Undergrad Quantum Field Operators for Bosons

[knowwhatyoudontknow]

TL;DR

Trying to better understand Quantum Field Operators

Consider the field creation operator ψ^†(x) = ∫d³p a_p^†exp(-ip.x)

My understanding is that this operator does not add particles from a particular momentum state. Rather it coherently (in-phase) adds a particle created from |0> expanded as a superposition of momentum eigenstates states, exp(-ip.x), at x, to a particle (if it exists) expanded as a superposition of basis states, exp(ip.x') at x'. The probability amplitude at x is then:

∫d³p exp(-ip.x)/√2π exp(ip.x')/√2π = δ⁽³⁾(x - x') which is an eigenvalue of position

Is this the correct interpretation of how things work?
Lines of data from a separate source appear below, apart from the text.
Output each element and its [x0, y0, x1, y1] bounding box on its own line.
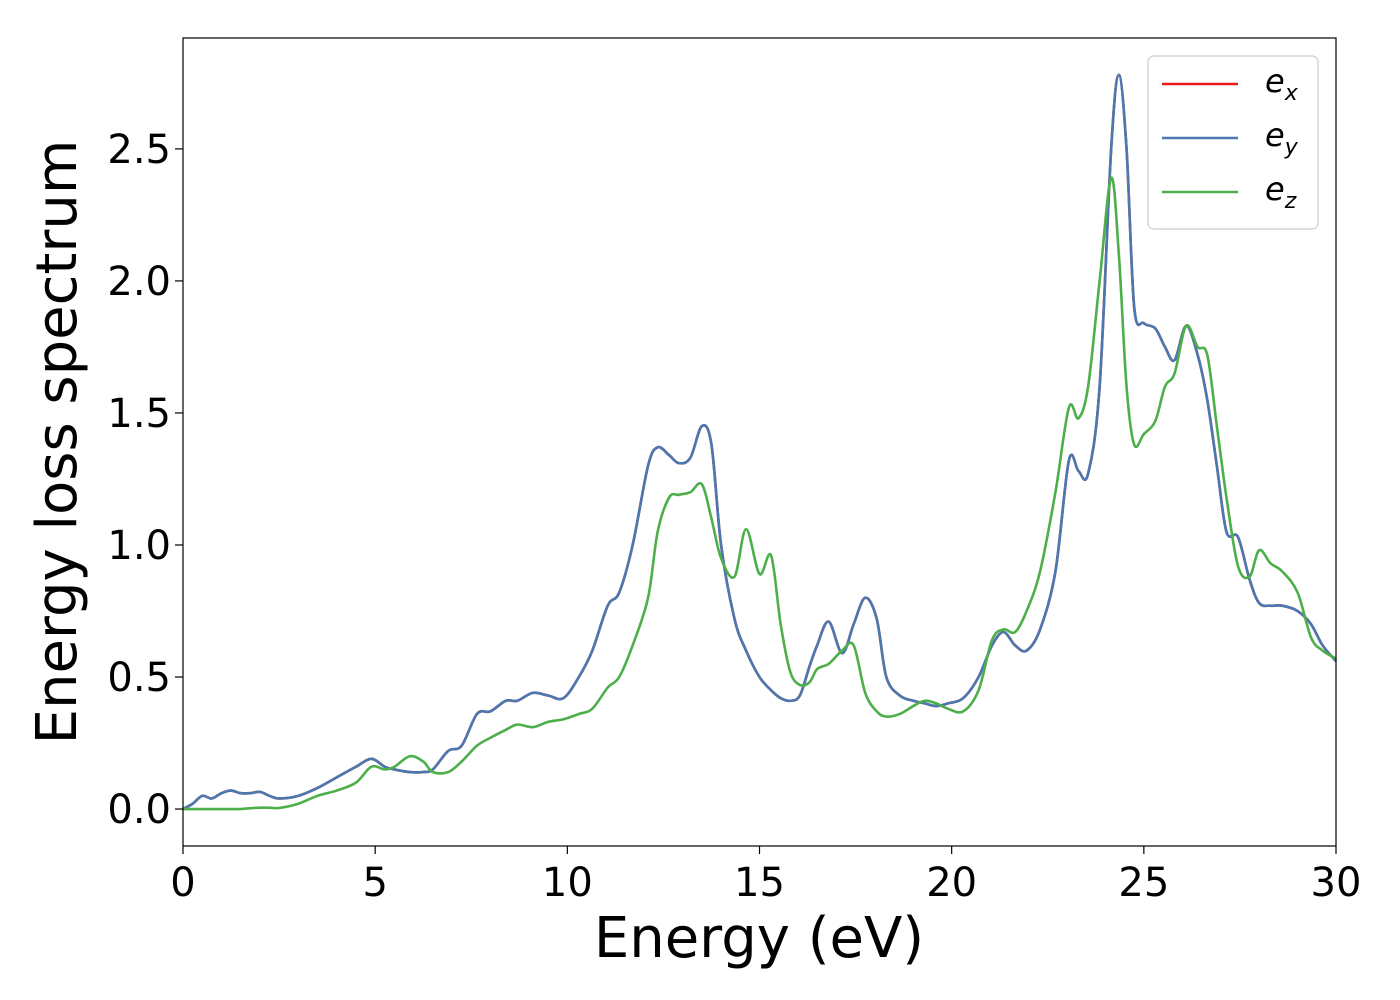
y-tick-label: 2.0 — [107, 259, 171, 305]
x-tick-label: 30 — [1311, 860, 1362, 906]
x-tick-label: 20 — [926, 860, 977, 906]
y-ticks: 0.0 0.5 1.0 1.5 2.0 2.5 — [107, 127, 183, 833]
legend-frame — [1147, 55, 1319, 230]
legend-label-e_y: ey — [1265, 116, 1299, 160]
series-line-e_z — [183, 176, 1337, 811]
y-tick-label: 0.5 — [107, 655, 171, 701]
y-tick-label: 1.5 — [107, 391, 171, 437]
y-tick-label: 1.0 — [107, 523, 171, 569]
legend-label-e_x: ex — [1265, 62, 1299, 106]
x-tick-label: 25 — [1118, 860, 1169, 906]
x-tick-label: 10 — [542, 860, 593, 906]
x-axis-label: Energy (eV) — [594, 906, 924, 971]
series-layer — [182, 73, 1337, 811]
x-ticks: 0 5 10 15 20 25 30 — [170, 846, 1361, 906]
x-tick-label: 0 — [170, 860, 195, 906]
y-tick-label: 0.0 — [107, 787, 171, 833]
legend-label-e_z: ez — [1265, 170, 1297, 214]
legend: ex ey ez — [1147, 55, 1319, 230]
y-axis-label: Energy loss spectrum — [25, 140, 90, 745]
y-tick-label: 2.5 — [107, 127, 171, 173]
x-tick-label: 5 — [362, 860, 387, 906]
x-tick-label: 15 — [734, 860, 785, 906]
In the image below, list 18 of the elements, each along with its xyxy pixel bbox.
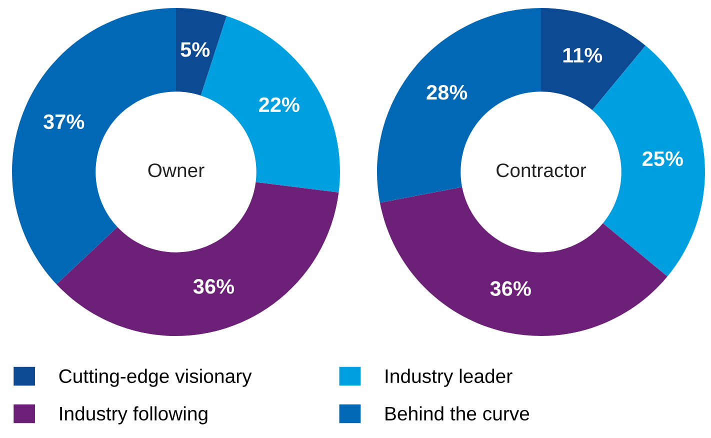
text: Owner — [148, 163, 204, 178]
legend-label: Industry leader — [386, 368, 512, 387]
donut-slice — [176, 8, 227, 96]
legend-label: Behind the curve — [386, 406, 530, 421]
donut-slice — [541, 8, 646, 110]
data-label: 22% — [259, 97, 300, 112]
data-label: 28% — [426, 84, 468, 100]
legend-label: Cutting-edge visionary — [59, 368, 252, 387]
data-label: 36% — [193, 279, 234, 294]
donut-slice — [380, 187, 668, 336]
data-label: 36% — [490, 281, 531, 296]
legend-label: Industry following — [60, 406, 208, 424]
data-label: 25% — [642, 151, 683, 166]
donut-slice — [56, 182, 339, 336]
data-label: 37% — [44, 114, 84, 130]
data-label: 5% — [180, 42, 210, 57]
data-label: 11% — [563, 48, 602, 63]
text: Contractor — [496, 163, 586, 178]
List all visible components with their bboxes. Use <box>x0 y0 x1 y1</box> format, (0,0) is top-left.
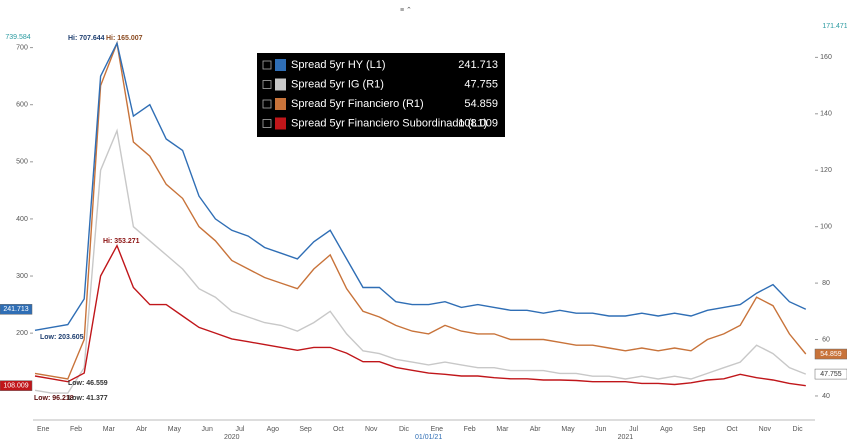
y2-tick-label: 100 <box>820 224 832 231</box>
year-label: 2021 <box>618 434 634 441</box>
x-tick-label: Oct <box>333 426 344 433</box>
y-tick-label: 700 <box>16 44 28 51</box>
x-tick-label: Mar <box>496 426 509 433</box>
y-tick-label: 500 <box>16 159 28 166</box>
price-tag <box>0 304 33 315</box>
series-line <box>34 40 807 380</box>
legend-plus <box>262 60 272 70</box>
x-tick-label: Ago <box>267 426 280 433</box>
y2-tick-label: 140 <box>820 111 832 118</box>
price-tag <box>814 348 847 360</box>
x-tick-label: Ene <box>431 426 444 433</box>
legend-label: Spread 5yr IG (R1) <box>291 78 384 90</box>
x-tick-label: Sep <box>693 426 706 433</box>
y-tick-label: 200 <box>16 330 28 337</box>
x-tick-label: Feb <box>70 426 82 433</box>
annotation: Hi: 353.271 <box>103 238 140 245</box>
y-top-label: 739.584 <box>5 34 30 41</box>
legend-box <box>257 53 505 137</box>
x-tick-label: May <box>561 426 575 433</box>
legend-swatch <box>275 78 286 91</box>
x-tick-label: Oct <box>727 426 738 433</box>
year-label: 2020 <box>224 434 240 441</box>
legend-value: 47.755 <box>464 78 498 90</box>
y-tick-label: 300 <box>16 273 28 280</box>
legend-swatch <box>275 117 286 130</box>
x-tick-label: Jun <box>202 426 213 433</box>
cursor-label: 01/01/21 <box>415 434 442 441</box>
x-tick-label: Mar <box>103 426 116 433</box>
legend-value: 241.713 <box>458 59 498 71</box>
legend-plus <box>262 119 272 128</box>
y2-tick-label: 160 <box>820 54 832 61</box>
annotation: Hi: 165.007 <box>106 35 143 42</box>
x-tick-label: Nov <box>365 426 378 433</box>
y2-top-label: 171.471 <box>822 23 847 30</box>
legend-plus <box>262 80 272 89</box>
x-tick-label: Abr <box>136 426 148 433</box>
x-tick-label: Jul <box>629 426 638 433</box>
legend-value: 108.009 <box>458 117 498 129</box>
price-tag-label: 47.755 <box>820 371 842 378</box>
annotation: Low: 203.605 <box>40 334 84 341</box>
legend-swatch <box>275 59 286 71</box>
legend-label: Spread 5yr Financiero Subordinado (L1) <box>291 117 487 129</box>
price-tag <box>0 380 33 391</box>
x-tick-label: Abr <box>530 426 542 433</box>
x-tick-label: Dic <box>793 426 804 433</box>
x-tick-label: Feb <box>464 426 476 433</box>
x-tick-label: Sep <box>299 426 312 433</box>
price-tag-label: 54.859 <box>820 351 842 358</box>
x-tick-label: Jul <box>236 426 245 433</box>
annotation: Low: 41.377 <box>68 395 108 402</box>
y2-tick-label: 60 <box>822 336 830 343</box>
series-line <box>34 128 807 394</box>
x-tick-label: Dic <box>399 426 410 433</box>
series-line <box>34 41 807 331</box>
x-tick-label: Ene <box>37 426 50 433</box>
legend: Spread 5yr HY (L1) 241.713 Spread 5yr IG (… <box>257 53 505 137</box>
legend-label: Spread 5yr Financiero (R1) <box>291 98 424 110</box>
price-tag-label: 241.713 <box>3 306 28 313</box>
y-tick-label: 400 <box>16 216 28 223</box>
legend-label: Spread 5yr HY (L1) <box>291 59 386 71</box>
y2-tick-label: 120 <box>820 167 832 174</box>
menu-icon[interactable]: ≡ ⌃ <box>400 6 412 14</box>
x-tick-label: Nov <box>759 426 772 433</box>
y-tick-label: 600 <box>16 102 28 109</box>
x-tick-label: Jun <box>595 426 606 433</box>
legend-value: 54.859 <box>464 98 498 110</box>
y2-tick-label: 40 <box>822 393 830 400</box>
annotation: Low: 96.218 <box>34 395 74 402</box>
x-tick-label: May <box>168 426 182 433</box>
price-tag-label: 108.009 <box>3 383 28 390</box>
annotation: Hi: 707.644 <box>68 35 105 42</box>
legend-swatch <box>275 98 286 110</box>
x-tick-label: Ago <box>660 426 673 433</box>
y2-tick-label: 80 <box>822 280 830 287</box>
legend-plus <box>262 99 272 109</box>
price-tag <box>814 368 847 380</box>
series-line <box>34 243 806 387</box>
annotation: Low: 46.559 <box>68 380 108 387</box>
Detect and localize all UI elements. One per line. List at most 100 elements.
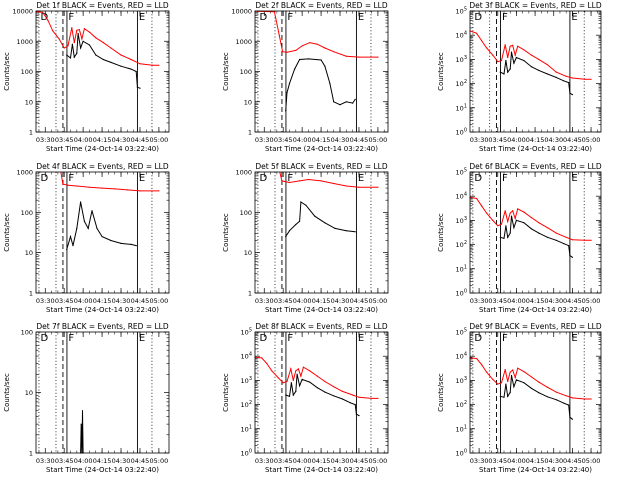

Sorry, if my question is a little redundant, but I am just starting out with QFT.

 

[vanhees71]

If you are talking about non-relativistic free particles, it's correct. Here $\hat{\psi}(x)$ annihilates a particle at position $x$.

 

[knowwhatyoudontknow]

Thanks. If a particle exists at x₁ and another is added at the same point is it also fair to say that the resulting state is the ⊗ product of the 2 wavefunctions?

 

[vanhees71]

Be careful! The field operators are distribution valued operators due to the equal-time canonical commutator (bosons) relation
$$[\hat{\psi}(t,\vec{x}),\hat{\psi}^{\dagger}(t,\vec{y})]=\mathrm{i} \delta^{(3)}(\vec{x}-\vec{y}).$$
That's why squaring an operator at the same point is ambigous. It's of course the same singularity as in
$$\langle \vec{x}|\vec{y} \rangle = \delta^{(3)}(\vec{x}-\vec{y}).$$
There's a cure for that: Use "smeared" position states, i.e., true square integrable functions, i.e., instead of a position eigenstate $|\vec{y} \rangle$ you can use a Gaussian wave packet $|\phi_{\vec{y}} \rangle$ with
$$\langle \vec{x}|\phi_{\vec{y}} \rangle=N \exp\left [-\frac{(\vec{x}-\vec{y})^2}{4 \sigma^2} \right].$$
Then you deal with realistic "position eigenstates", i.e., with a particle in a well-defined small region around the point $\vec{y}$. Then you can have of course easily two bosons "at the same place" in this "smeared" sense, i.e., taking into account the necessarily finite accuracy you can localize any particle.

 

[knowwhatyoudontknow]

Understood. I have read about the difficulties of using δ functions in this context. Smearing makes sense. I have also heard about using 'rigged' Hilbert space as a possible alternative.